A questão é que as críticas ao presidente muitas vezes não pegam bem dentro do próprio PSDB, com lideranças que não estão tão distantes de Bolsonaro quanto o paulista gostaria.
Tanto é que, em viagens ao Centro-Oeste em julho, ele subiu mais o tom contra o ex-presidente Luiz Inácio Lula da Silva (PT) do que contra Bolsonaro, algo que não tem feito em seu estado.
Há uma ala bolsonarista dentro do PSDB, isso está claro. O que o Doria precisa fazer é convencê-los. Um caçador não caça duas presas ao mesmo tempo, ele foca em uma. Ao usar essa estratégia [criticar Bolsonaro e Lula], ele pode acabar só aumentando a sua rejeição, que já é expressiva.
Antônio Lavareda, cientista político e sociólogo
Dois momentos acenderam o alerta no Palácio dos Bandeirantes: a eleição de Arthur Lira (PP-AL) à presidência da Câmara em fevereiro e a votação da PEC (Proposta de Emenda à Constituição) do Voto Impresso em agosto.
Lira, candidato bolsonarista, derrotou Baleia Rossi (MDB-SP), apoiado pelo então presidente Rodrigo Maia (sem partido-RJ) e por Doria, com votos tucanos, secretamente, apesar de o partido ter indicado apoio ao emedebista.
Na PEC, foi mais escancarado. Apesar de o PSDB também ter indicado voto contra, a maioria dos deputados tucanos votou a favor (14 x 12). Alarmado, Doria voou para Brasília no dia seguinte. Se o voto em si poderia não ter diretamente nada a ver com ele, o não-comparecimento de parte da bancada ao encontro passou uma mensagem mais clara.
Um dos dissidentes foi o deputado Aécio Neves (PSDB-MG), que Doria tentou expulsar do partido. A briga virou pública e dura até hoje. Aécio não esconde que, entre Bolsonaro e o paulista, estaria mais propenso ao presidente.
O cientista político Cristiano Rodrigues, professor da UFMG (Universidade Federal de Minas Gerais), aponta, no entanto, que o ex-governador mineiro já não tem a força que teve —dentro e fora do PSDB— e não deve conseguir mobilizar tanta oposição a Doria. Mas não se pode ignorá-lo
"O Aécio me parece um abraço de afogado. Não vejo como ele conseguiria se reerguer num futuro próximo, mas ainda é uma figura grande por causa de coisas que, avalio, nós não temos acesso. A questão é a qual discurso ele vai se transferir - ao que parece, ao Sul do país", avalia Rodrigues.

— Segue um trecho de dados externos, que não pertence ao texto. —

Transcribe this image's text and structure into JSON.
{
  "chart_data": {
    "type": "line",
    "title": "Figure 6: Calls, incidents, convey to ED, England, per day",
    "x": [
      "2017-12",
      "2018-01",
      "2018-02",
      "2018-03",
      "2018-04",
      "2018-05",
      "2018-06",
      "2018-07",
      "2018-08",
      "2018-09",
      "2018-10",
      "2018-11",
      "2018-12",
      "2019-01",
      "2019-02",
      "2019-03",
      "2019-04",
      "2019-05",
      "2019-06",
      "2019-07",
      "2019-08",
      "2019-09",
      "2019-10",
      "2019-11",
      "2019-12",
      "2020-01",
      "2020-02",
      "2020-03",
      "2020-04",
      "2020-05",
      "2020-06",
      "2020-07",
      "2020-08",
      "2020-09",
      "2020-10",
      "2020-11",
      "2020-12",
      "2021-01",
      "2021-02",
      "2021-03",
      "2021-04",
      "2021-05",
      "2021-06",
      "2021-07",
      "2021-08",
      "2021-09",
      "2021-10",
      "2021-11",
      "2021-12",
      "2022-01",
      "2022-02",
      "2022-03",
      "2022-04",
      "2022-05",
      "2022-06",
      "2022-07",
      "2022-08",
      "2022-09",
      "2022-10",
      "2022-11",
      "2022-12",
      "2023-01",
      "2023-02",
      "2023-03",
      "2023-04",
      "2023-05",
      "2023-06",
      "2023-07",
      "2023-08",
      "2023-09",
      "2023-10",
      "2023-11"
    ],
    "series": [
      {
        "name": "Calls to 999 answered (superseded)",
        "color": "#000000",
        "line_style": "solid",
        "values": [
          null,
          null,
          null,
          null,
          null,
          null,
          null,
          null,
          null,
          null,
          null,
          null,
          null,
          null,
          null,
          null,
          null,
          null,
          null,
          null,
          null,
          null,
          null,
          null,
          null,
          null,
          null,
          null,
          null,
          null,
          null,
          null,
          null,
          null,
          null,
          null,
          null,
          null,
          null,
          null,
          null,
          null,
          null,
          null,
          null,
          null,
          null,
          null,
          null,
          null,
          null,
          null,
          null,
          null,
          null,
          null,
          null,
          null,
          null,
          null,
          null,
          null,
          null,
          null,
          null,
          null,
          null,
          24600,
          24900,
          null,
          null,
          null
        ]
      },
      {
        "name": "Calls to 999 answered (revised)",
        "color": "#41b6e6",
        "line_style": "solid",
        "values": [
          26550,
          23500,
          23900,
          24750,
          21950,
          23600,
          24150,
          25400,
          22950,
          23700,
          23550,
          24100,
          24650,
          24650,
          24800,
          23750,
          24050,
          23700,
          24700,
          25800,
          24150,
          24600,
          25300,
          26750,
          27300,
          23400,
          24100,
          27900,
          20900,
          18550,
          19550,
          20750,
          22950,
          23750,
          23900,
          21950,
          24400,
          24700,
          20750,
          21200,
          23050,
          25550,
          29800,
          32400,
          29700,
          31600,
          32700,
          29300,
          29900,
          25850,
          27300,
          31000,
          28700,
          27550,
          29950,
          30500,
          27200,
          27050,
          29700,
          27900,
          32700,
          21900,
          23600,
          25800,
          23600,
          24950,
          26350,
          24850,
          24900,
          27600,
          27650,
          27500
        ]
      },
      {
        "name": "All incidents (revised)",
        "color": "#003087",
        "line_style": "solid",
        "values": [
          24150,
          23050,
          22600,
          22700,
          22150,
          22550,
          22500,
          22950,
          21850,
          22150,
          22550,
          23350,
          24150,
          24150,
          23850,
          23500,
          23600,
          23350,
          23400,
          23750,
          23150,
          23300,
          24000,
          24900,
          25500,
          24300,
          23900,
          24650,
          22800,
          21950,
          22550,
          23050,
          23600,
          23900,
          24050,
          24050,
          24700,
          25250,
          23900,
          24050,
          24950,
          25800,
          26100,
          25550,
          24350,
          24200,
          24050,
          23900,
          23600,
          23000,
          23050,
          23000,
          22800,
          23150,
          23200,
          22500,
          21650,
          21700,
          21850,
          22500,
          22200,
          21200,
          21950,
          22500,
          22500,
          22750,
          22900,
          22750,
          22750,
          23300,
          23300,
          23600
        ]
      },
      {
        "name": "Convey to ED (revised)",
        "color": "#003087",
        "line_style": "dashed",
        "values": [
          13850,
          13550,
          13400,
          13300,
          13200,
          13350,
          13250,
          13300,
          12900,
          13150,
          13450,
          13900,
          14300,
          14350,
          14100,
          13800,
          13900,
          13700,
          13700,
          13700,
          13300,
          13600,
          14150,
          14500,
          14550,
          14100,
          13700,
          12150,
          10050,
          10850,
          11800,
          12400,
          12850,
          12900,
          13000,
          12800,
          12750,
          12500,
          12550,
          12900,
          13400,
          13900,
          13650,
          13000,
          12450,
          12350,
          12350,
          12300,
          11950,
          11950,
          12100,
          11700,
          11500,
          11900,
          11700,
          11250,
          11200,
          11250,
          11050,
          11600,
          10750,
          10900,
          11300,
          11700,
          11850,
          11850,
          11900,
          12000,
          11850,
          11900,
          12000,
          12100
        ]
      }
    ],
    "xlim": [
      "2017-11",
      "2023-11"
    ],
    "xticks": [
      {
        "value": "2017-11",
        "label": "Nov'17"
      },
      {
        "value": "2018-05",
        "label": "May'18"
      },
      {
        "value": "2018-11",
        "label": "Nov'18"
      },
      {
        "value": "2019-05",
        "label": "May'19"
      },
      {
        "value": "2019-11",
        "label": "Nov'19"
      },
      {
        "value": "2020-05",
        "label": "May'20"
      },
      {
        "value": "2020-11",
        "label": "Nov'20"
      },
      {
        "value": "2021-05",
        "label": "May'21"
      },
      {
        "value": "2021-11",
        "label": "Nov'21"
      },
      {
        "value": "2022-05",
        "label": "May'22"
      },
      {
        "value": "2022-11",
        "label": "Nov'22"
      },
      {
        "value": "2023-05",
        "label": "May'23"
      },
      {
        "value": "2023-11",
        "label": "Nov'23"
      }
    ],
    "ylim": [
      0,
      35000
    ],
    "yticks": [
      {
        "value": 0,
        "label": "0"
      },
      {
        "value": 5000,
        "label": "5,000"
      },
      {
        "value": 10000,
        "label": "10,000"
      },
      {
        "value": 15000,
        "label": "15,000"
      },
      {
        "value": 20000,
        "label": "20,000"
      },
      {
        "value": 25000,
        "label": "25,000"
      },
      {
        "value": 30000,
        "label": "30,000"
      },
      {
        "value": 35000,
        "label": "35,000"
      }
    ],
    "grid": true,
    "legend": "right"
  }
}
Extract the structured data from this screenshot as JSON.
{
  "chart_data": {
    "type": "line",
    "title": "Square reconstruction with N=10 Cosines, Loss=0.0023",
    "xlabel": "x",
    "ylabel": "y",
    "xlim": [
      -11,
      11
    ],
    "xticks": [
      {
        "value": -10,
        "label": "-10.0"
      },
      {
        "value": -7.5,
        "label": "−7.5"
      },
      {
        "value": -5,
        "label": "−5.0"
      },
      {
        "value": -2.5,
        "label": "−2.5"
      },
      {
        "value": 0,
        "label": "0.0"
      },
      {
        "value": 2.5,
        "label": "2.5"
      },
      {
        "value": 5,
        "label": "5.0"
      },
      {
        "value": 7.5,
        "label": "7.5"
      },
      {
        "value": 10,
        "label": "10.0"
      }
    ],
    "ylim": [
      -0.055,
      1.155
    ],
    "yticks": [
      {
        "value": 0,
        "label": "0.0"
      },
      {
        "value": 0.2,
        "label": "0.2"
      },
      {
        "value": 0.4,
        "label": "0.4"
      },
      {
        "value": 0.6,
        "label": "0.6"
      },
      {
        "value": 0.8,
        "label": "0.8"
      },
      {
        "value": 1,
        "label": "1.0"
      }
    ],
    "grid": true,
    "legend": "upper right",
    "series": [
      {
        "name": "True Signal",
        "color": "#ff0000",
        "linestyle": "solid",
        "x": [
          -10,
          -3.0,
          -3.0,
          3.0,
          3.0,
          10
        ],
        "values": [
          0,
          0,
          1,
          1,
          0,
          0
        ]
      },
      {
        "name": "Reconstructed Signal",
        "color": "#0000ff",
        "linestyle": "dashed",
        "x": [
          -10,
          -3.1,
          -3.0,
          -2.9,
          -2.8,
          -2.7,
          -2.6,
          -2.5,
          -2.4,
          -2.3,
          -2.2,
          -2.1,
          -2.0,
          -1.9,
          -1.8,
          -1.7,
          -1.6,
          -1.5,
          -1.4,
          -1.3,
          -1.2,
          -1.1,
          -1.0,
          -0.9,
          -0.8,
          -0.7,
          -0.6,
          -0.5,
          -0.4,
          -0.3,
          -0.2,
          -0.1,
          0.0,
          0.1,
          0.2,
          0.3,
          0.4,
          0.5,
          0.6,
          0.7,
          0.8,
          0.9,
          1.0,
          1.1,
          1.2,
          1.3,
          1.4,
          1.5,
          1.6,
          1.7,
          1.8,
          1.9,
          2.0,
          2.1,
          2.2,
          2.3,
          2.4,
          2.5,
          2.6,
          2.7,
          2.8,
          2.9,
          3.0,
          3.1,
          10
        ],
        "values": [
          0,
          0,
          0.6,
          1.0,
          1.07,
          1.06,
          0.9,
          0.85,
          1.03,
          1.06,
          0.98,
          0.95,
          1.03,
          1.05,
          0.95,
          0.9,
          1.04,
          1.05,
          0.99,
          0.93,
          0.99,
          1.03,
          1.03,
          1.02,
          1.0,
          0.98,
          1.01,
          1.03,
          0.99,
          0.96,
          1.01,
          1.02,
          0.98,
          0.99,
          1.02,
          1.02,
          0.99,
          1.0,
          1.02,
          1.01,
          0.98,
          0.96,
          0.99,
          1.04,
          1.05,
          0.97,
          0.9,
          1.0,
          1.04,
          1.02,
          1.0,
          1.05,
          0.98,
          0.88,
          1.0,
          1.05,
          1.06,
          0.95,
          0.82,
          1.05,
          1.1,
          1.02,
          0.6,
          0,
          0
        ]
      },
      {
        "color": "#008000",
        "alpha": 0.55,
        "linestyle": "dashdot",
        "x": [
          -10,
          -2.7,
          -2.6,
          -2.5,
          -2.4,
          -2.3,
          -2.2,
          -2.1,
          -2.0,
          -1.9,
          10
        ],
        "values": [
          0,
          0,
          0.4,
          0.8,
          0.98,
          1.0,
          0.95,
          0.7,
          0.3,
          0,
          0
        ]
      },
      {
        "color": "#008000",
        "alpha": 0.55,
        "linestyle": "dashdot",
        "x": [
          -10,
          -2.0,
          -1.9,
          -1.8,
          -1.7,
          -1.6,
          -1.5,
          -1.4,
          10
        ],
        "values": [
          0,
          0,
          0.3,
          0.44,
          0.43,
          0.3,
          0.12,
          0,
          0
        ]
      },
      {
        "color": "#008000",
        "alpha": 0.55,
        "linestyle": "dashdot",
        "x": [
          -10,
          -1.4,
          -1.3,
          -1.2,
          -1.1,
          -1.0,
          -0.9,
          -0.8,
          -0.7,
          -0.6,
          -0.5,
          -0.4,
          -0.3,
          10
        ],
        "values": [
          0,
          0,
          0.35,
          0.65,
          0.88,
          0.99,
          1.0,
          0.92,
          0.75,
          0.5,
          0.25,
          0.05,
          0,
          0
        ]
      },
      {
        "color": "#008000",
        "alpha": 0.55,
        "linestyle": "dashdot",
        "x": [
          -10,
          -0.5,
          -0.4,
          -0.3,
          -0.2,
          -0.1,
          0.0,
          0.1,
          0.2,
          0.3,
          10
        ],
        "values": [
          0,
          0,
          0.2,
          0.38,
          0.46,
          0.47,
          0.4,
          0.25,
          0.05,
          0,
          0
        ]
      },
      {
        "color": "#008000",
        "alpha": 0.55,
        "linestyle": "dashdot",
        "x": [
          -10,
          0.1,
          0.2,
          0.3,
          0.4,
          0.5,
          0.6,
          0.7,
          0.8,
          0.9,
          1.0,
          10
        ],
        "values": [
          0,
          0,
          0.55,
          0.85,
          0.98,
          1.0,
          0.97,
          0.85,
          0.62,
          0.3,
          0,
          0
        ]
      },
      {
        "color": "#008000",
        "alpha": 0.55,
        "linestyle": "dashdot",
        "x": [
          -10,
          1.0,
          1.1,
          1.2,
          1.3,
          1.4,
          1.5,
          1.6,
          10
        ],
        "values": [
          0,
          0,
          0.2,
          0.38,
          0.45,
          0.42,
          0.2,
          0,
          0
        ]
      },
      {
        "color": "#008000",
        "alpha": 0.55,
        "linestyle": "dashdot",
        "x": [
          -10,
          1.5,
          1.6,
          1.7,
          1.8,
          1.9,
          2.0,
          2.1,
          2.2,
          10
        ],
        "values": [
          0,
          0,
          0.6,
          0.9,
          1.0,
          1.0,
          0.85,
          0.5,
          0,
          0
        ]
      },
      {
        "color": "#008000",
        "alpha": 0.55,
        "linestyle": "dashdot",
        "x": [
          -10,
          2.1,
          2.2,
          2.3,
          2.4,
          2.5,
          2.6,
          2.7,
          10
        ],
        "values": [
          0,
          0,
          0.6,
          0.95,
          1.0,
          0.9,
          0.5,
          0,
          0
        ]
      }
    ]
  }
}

Esse tem sido o ponto de tucanos que também não são simpáticos ao presidente, mas também não endossam Doria. Eleito aos 33 anos em 2018, Leite tornou-se o governador mais novo da história do Rio Grande do Sul e, três anos depois, segue com ares de novidade.
A aposta é que ele tiraria um pouco a imagem da plumagem elitista do tucanato paulista. Leite não traria só uma nova simbologia como também expandiria as fronteiras tucanas para além de São Paulo. Desde 1989, o único candidato não paulista do PSDB foi Aécio (2014), e só ele e FHC não governaram o estado.
SP não é problema
No final de semana passado, dois ex-presidentes do PSDB de São Paulo, Pedro Tobias e Antonio Carlos Pannunzio, ligados a Geraldo Alckmin, divulgaram uma carta de apoio a Leite.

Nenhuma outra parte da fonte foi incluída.